An Optically Modulated Hydrogel Synapse for Multilevel Information Decryption

Abstract

The increasing significance of data security promotes the development of multilevel information encryption and decryption techniques. However, the realization of logical outputs modulated by multiple stimuli is challenging in the design of advanced functional materials. Herein, a multilevel information decryption system with a combination of visual and digital outputs that responds to dual-optical inputs is developed based on a hydrogel-based synaptic device. ammonium molybdate nanoparticles and calcium alginate supramolecular networks is incorporated into a polyacrylamide hydrogel to enable optically regulated color change and ionic conductivity.
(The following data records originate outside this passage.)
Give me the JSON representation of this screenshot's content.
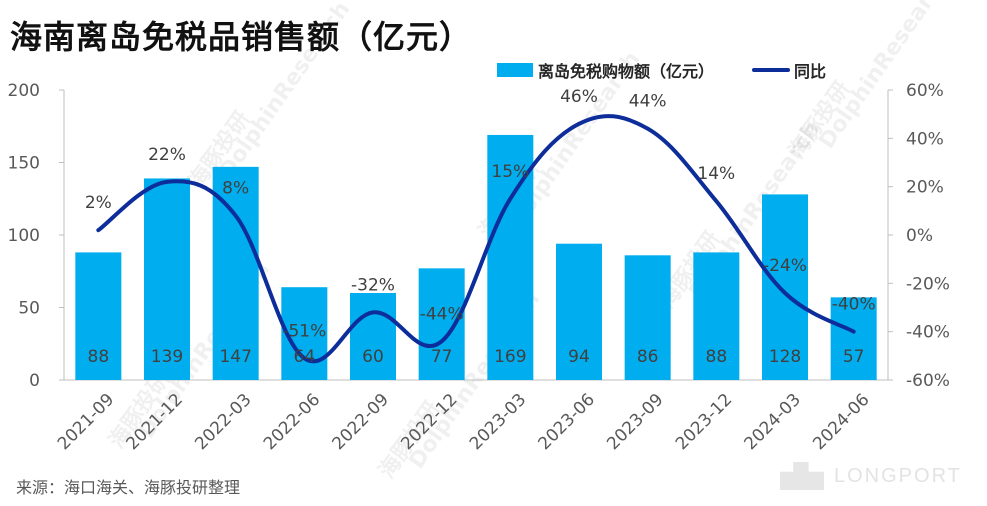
{
  "title": "海南离岛免税品销售额（亿元）",
  "source": "来源：海口海关、海豚投研整理",
  "brand": "LONGPORT",
  "watermark": {
    "cn": "海豚投研",
    "en": "DolphinResearch"
  },
  "colors": {
    "bar": "#00aeef",
    "line": "#0d2d9a",
    "axis": "#bfbfbf"
  },
  "chart_data": {
    "type": "bar+line",
    "title": "海南离岛免税品销售额（亿元）",
    "categories": [
      "2021-09",
      "2021-12",
      "2022-03",
      "2022-06",
      "2022-09",
      "2022-12",
      "2023-03",
      "2023-06",
      "2023-09",
      "2023-12",
      "2024-03",
      "2024-06"
    ],
    "series": [
      {
        "name": "离岛免税购物额（亿元）",
        "type": "bar",
        "axis": "left",
        "values": [
          88,
          139,
          147,
          64,
          60,
          77,
          169,
          94,
          86,
          88,
          128,
          57
        ],
        "labels": [
          "88",
          "139",
          "147",
          "64",
          "60",
          "77",
          "169",
          "94",
          "86",
          "88",
          "128",
          "57"
        ]
      },
      {
        "name": "同比",
        "type": "line",
        "axis": "right",
        "values": [
          2,
          22,
          8,
          -51,
          -32,
          -44,
          15,
          46,
          44,
          14,
          -24,
          -40
        ],
        "labels": [
          "2%",
          "22%",
          "8%",
          "-51%",
          "-32%",
          "-44%",
          "15%",
          "46%",
          "44%",
          "14%",
          "-24%",
          "-40%"
        ]
      }
    ],
    "left_axis": {
      "ylim": [
        0,
        200
      ],
      "ticks": [
        0,
        50,
        100,
        150,
        200
      ],
      "tick_labels": [
        "0",
        "50",
        "100",
        "150",
        "200"
      ]
    },
    "right_axis": {
      "ylim": [
        -60,
        60
      ],
      "ticks": [
        -60,
        -40,
        -20,
        0,
        20,
        40,
        60
      ],
      "tick_labels": [
        "-60%",
        "-40%",
        "-20%",
        "0%",
        "20%",
        "40%",
        "60%"
      ]
    },
    "legend_position": "top-right",
    "grid": false
  }
}
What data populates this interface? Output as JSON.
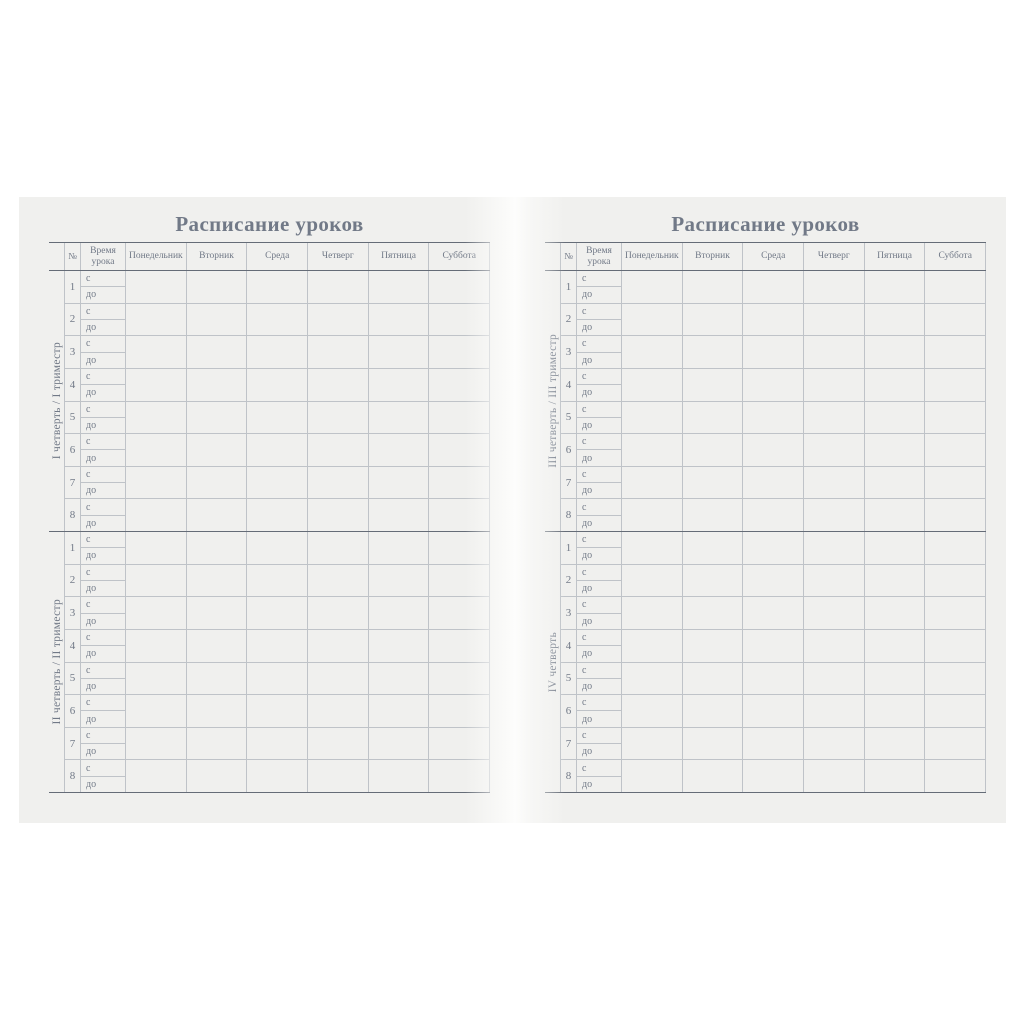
{
  "pages": [
    {
      "title": "Расписание уроков",
      "blocks": [
        {
          "label": "I четверть / I триместр"
        },
        {
          "label": "II четверть / II триместр"
        }
      ]
    },
    {
      "title": "Расписание уроков",
      "blocks": [
        {
          "label": "III четверть / III триместр"
        },
        {
          "label": "IV четверть"
        }
      ]
    }
  ],
  "table": {
    "header": {
      "number_col": "№",
      "time_col": "Время урока",
      "days": [
        "Понедельник",
        "Вторник",
        "Среда",
        "Четверг",
        "Пятница",
        "Суббота"
      ]
    },
    "time_from_label": "с",
    "time_to_label": "до",
    "lesson_numbers": [
      "1",
      "2",
      "3",
      "4",
      "5",
      "6",
      "7",
      "8"
    ]
  },
  "colors": {
    "text": "#717987",
    "line_thin": "#bfc3c8",
    "line_thick": "#656c77",
    "page_bg": "#f0f0ee",
    "backdrop": "#ffffff"
  }
}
Under UV irradiation, the reduction of the nanoparticles allows the hydrogel to change color as visual outputs. Meanwhile, the ionic conductivity of the hydrogel can be modulated by near-infrared (NIR) optical pulses to emulate the synaptic plasticity of biological synapses, producing NIR-mediated digital outputs. As a demonstration, a multilevel decryption strategy is provided using a hydrogel array that combines digital information decoding with visual information camouflage. Moreover, the short-term plasticity of the hydrogel synapse endows the system with time-dependent decryption, which improves information security and reduces the risk of data leakage. This study contributes to advancing multilevel decryption systems by providing an effective technique for integrating digital and visual decryption in hydrogel materials.